1

I have a question on Python and database design. Let's say I have a large database (tabular like SQL) with many columns (features) and millions of rows (records).

I would like to extract each record with many features to be processed together.

The database is very large, like having millions of records, and tens of thousands of features. What I am currently doing is to extract each individual column into a list, so that each record can be referenced with the same index across different lists.
Is there a better way to do this? I'm thinking if a dataframe would be better?

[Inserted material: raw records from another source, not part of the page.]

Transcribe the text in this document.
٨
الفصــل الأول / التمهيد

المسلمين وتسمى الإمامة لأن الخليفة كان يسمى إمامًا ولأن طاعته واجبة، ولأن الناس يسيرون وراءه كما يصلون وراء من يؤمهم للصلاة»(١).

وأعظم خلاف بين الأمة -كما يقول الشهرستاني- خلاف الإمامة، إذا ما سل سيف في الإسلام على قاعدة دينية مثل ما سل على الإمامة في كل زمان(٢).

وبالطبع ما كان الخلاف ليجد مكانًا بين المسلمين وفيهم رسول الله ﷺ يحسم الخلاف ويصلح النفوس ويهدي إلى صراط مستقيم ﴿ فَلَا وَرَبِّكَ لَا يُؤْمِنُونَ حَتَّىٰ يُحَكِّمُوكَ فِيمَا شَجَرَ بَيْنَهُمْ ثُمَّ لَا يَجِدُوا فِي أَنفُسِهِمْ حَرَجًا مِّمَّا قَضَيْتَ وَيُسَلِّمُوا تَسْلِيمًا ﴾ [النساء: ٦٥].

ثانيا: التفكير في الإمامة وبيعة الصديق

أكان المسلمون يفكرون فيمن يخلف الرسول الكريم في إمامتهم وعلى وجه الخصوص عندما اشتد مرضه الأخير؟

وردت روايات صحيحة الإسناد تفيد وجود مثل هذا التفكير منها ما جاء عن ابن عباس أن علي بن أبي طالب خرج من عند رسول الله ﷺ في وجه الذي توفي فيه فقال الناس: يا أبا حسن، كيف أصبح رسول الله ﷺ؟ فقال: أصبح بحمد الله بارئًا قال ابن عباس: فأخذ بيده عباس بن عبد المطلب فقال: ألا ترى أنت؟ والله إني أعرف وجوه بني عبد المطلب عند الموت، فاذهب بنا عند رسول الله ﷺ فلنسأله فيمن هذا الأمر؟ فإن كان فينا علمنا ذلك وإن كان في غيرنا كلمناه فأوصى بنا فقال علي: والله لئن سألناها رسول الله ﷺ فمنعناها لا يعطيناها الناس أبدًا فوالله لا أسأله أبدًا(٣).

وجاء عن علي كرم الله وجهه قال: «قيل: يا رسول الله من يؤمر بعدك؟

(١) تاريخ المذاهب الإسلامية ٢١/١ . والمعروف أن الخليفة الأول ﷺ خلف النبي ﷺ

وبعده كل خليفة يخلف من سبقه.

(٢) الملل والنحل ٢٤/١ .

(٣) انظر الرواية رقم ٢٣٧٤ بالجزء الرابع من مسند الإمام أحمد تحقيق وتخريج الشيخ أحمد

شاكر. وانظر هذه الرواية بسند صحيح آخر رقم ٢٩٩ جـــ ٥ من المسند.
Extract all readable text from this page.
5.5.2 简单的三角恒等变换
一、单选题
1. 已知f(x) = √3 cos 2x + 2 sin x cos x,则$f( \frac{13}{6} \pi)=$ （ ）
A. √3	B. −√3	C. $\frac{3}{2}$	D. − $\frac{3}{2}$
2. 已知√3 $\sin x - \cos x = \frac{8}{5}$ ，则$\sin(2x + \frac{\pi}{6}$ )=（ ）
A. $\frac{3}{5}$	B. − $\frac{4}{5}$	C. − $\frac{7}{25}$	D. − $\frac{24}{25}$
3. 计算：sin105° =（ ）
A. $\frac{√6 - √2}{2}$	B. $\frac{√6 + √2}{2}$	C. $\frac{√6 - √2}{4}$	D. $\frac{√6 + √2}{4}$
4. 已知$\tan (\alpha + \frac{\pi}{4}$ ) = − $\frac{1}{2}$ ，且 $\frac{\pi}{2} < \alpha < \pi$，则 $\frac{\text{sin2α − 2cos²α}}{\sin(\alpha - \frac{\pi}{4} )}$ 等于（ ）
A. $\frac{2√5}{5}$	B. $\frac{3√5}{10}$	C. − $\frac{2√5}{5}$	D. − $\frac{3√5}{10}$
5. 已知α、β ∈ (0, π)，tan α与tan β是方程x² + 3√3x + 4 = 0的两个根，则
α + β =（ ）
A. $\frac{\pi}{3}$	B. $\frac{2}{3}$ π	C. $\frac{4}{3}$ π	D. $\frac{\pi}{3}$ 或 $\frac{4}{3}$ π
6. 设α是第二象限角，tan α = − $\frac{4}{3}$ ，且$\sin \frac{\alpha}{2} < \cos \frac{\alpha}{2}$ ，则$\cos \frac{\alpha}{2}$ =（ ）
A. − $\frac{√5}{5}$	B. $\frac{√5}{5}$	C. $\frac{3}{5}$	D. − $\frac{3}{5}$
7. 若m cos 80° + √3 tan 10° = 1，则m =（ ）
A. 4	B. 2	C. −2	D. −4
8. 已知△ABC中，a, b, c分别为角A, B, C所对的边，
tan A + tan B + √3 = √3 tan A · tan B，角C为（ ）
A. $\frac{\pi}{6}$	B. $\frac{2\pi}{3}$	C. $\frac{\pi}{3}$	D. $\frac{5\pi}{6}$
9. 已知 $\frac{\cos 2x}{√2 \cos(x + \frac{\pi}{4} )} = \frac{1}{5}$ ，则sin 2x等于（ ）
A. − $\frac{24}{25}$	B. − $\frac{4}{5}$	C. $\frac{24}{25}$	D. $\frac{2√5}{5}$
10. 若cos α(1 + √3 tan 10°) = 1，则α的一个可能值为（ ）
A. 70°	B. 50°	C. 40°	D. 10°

As an example, I am processing 3 records (actually having millions of records), so that I can display them, like in a print statement:

namelist = ['Peter', 'John', 'Susan']
agelist = [16, 17, 18]
activitylist = ['play tennis', 'play chess', 'swim']

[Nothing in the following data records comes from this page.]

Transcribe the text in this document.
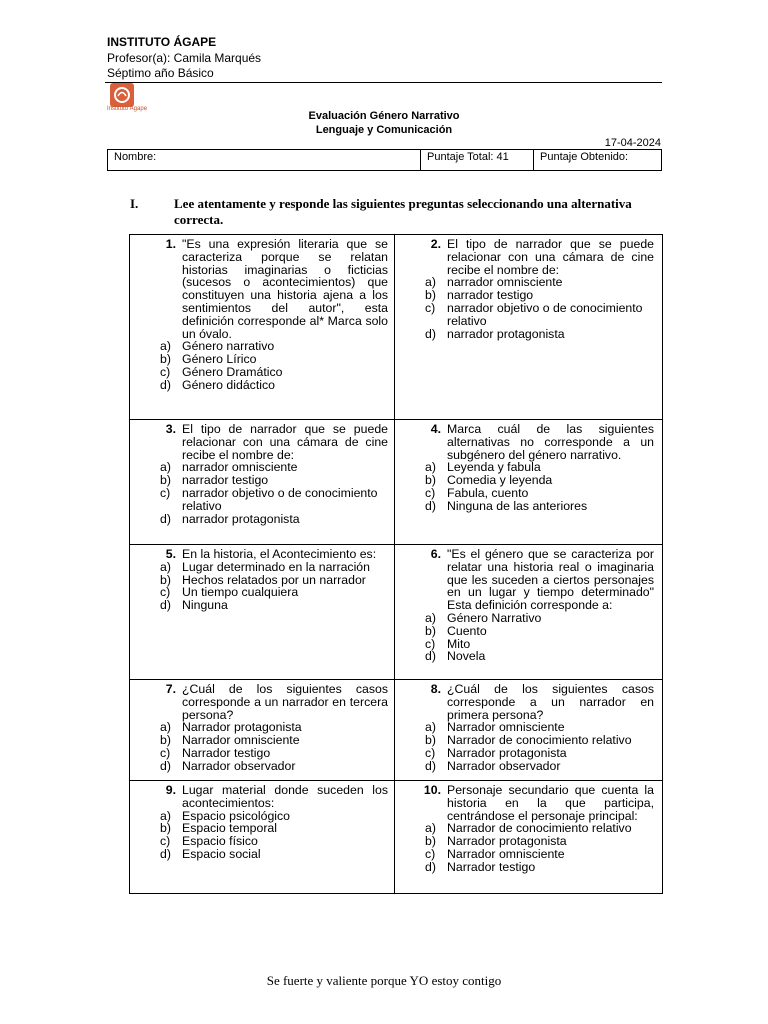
INSTITUTO ÁGAPE
Profesor(a): Camila Marqués
Séptimo año Básico
Instituto Ágape
Evaluación Género Narrativo
Lenguaje y Comunicación
17-04-2024
Nombre:	Puntaje Total: 41	Puntaje Obtenido:
I.	Lee atentamente y responde las siguientes preguntas seleccionando una alternativa correcta.
1. "Es una expresión literaria que se caracteriza porque se relatan historias imaginarias o ficticias (sucesos o acontecimientos) que constituyen una historia ajena a los sentimientos del autor", esta definición corresponde al* Marca solo un óvalo.
a) Género narrativo
b) Género Lírico
c) Género Dramático
d) Género didáctico
2. El tipo de narrador que se puede relacionar con una cámara de cine recibe el nombre de:
a) narrador omnisciente
b) narrador testigo
c) narrador objetivo o de conocimiento relativo
d) narrador protagonista
3. El tipo de narrador que se puede relacionar con una cámara de cine recibe el nombre de:
a) narrador omnisciente
b) narrador testigo
c) narrador objetivo o de conocimiento relativo
d) narrador protagonista
4. Marca cuál de las siguientes alternativas no corresponde a un subgénero del género narrativo.
a) Leyenda y fabula
b) Comedia y leyenda
c) Fabula, cuento
d) Ninguna de las anteriores
5. En la historia, el Acontecimiento es:
a) Lugar determinado en la narración
b) Hechos relatados por un narrador
c) Un tiempo cualquiera
d) Ninguna
6. "Es el género que se caracteriza por relatar una historia real o imaginaria que les suceden a ciertos personajes en un lugar y tiempo determinado" Esta definición corresponde a:
a) Género Narrativo
b) Cuento
c) Mito
d) Novela
7. ¿Cuál de los siguientes casos corresponde a un narrador en tercera persona?
a) Narrador protagonista
b) Narrador omnisciente
c) Narrador testigo
d) Narrador observador
8. ¿Cuál de los siguientes casos corresponde a un narrador en primera persona?
a) Narrador omnisciente
b) Narrador de conocimiento relativo
c) Narrador protagonista
d) Narrador observador
9. Lugar material donde suceden los acontecimientos:
a) Espacio psicológico
b) Espacio temporal
c) Espacio físico
d) Espacio social
10. Personaje secundario que cuenta la historia en la que participa, centrándose el personaje principal:
a) Narrador de conocimiento relativo
b) Narrador protagonista
c) Narrador omnisciente
d) Narrador testigo
Se fuerte y valiente porque YO estoy contigo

for i, name in enumerate(namelist):
    print('Hi, my name is ' + name + '. I am ' + str(agelist[i]) + ' years old and I like to ' + activitylist[i])

Output:

Hi, my name is Peter. I am 16 years old and I like to play tennis  
Hi, my name is John. I am 17 years old and I like to play chess  
Hi, my name is Susan. I am 18 years old and I like to swim
Sy.Yah
  • 25
  • 6
  • Also, in your example, most of the time will be taken up `print`ing millions of lines to the console, so the way data is stored is less relevant. If you could write the output to a file or simply store it in another variable, this will be much quicker. – Stuart Apr 12 '23 at 10:17
  • may I know how to do vectorize the dataframe for the string concatenation example? – Sy.Yah Apr 13 '23 at 05:45
  • 1
    @perpetualstudent's answer shows how to vectorize – Stuart Apr 13 '23 at 10:48

2 Answers2

2

I'd be using below set up codes to elaborate my answer, and for time measurement. Note that the dataframe has 3 million records, and I've picked an operation to append these data to a variable as an example.

import pandas as pd
import time

namelist = ['Peter', 'John', 'Susan'] *1000000
agelist = [16, 17, 18] *1000000
activitylist = ['play tennis', 'play chess', 'swim'] *1000000
df = pd.DataFrame({'name': namelist, 'age': agelist, 'activity': activitylist})

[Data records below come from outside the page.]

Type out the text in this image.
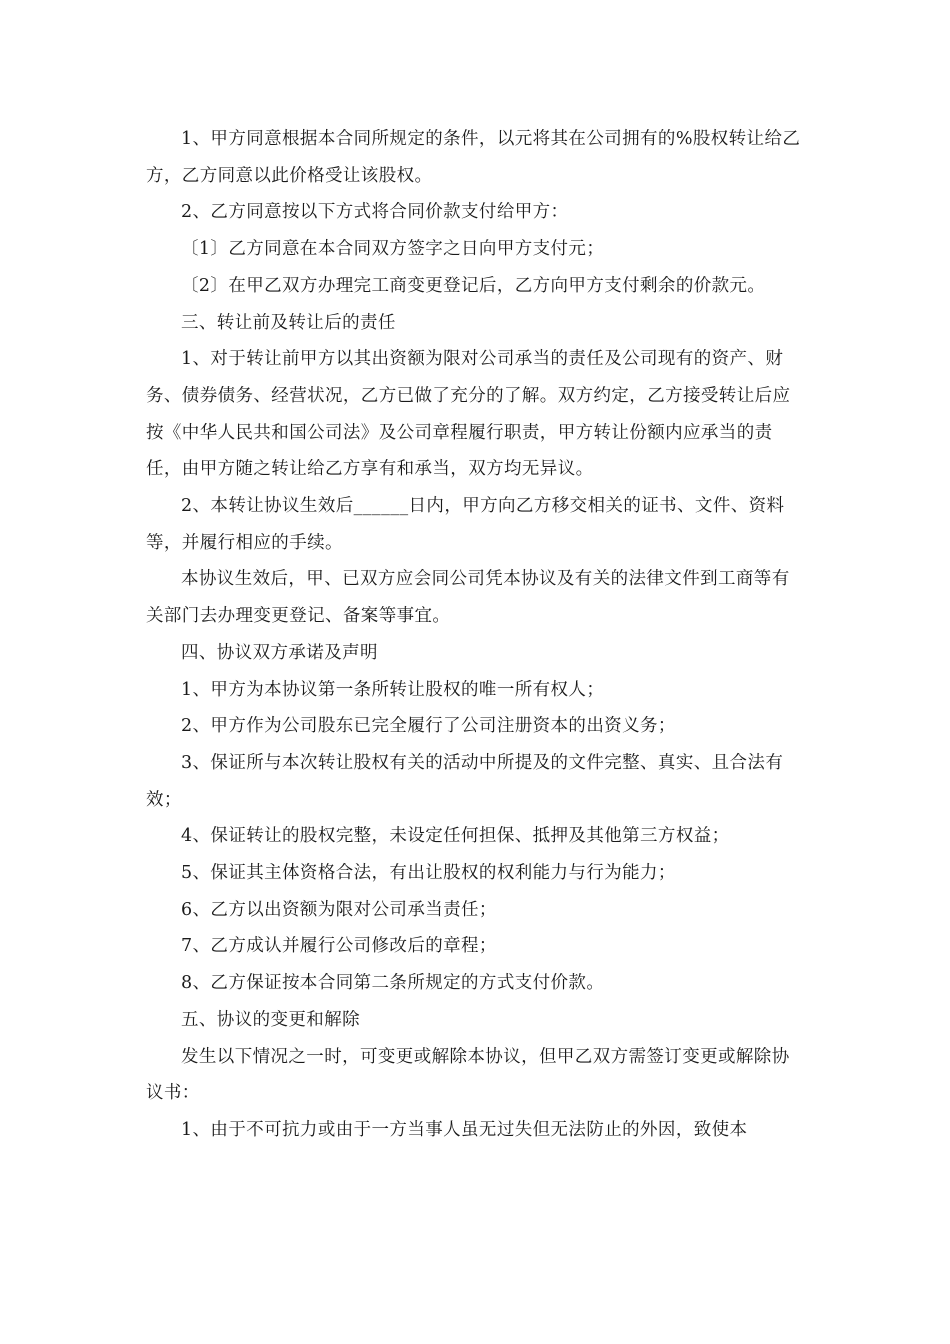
1、甲方同意根据本合同所规定的条件，以元将其在公司拥有的%股权转让给乙方，乙方同意以此价格受让该股权。

2、乙方同意按以下方式将合同价款支付给甲方：

〔1〕乙方同意在本合同双方签字之日向甲方支付元；

〔2〕在甲乙双方办理完工商变更登记后，乙方向甲方支付剩余的价款元。

三、转让前及转让后的责任

1、对于转让前甲方以其出资额为限对公司承当的责任及公司现有的资产、财务、债券债务、经营状况，乙方已做了充分的了解。双方约定，乙方接受转让后应按《中华人民共和国公司法》及公司章程履行职责，甲方转让份额内应承当的责任，由甲方随之转让给乙方享有和承当，双方均无异议。

2、本转让协议生效后______日内，甲方向乙方移交相关的证书、文件、资料等，并履行相应的手续。

本协议生效后，甲、已双方应会同公司凭本协议及有关的法律文件到工商等有关部门去办理变更登记、备案等事宜。

四、协议双方承诺及声明

1、甲方为本协议第一条所转让股权的唯一所有权人；

2、甲方作为公司股东已完全履行了公司注册资本的出资义务；

3、保证所与本次转让股权有关的活动中所提及的文件完整、真实、且合法有效；

4、保证转让的股权完整，未设定任何担保、抵押及其他第三方权益；

5、保证其主体资格合法，有出让股权的权利能力与行为能力；

6、乙方以出资额为限对公司承当责任；

7、乙方成认并履行公司修改后的章程；

8、乙方保证按本合同第二条所规定的方式支付价款。

五、协议的变更和解除

发生以下情况之一时，可变更或解除本协议，但甲乙双方需签订变更或解除协议书：

1、由于不可抗力或由于一方当事人虽无过失但无法防止的外因，致使本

Your original method is already very efficient, especially if the data comes readily in separate lists, and the operation takes about 1.8s on my machine:

start = time.time()
result = []
for i, name in enumerate(namelist):
    result.append('Hi, my name is ' + name + '. I am ' + str(agelist[i]) + ' years old and I like to ' + activitylist[i])
end = time.time()
print(end - start)

Output:

1.7815442085266113

Let me elaborate some alternate methods if the data comes in a dataframe like this:

df = pd.DataFrame({'name': namelist, 'age': agelist, 'activity': activitylist})

Method (1) using df.iterrows()
This method iterates through row by row, and it's very slow. The documentation on iteration has a warning box that says:

Iterating through pandas objects is generally slow. In many cases, iterating manually over the rows is not needed...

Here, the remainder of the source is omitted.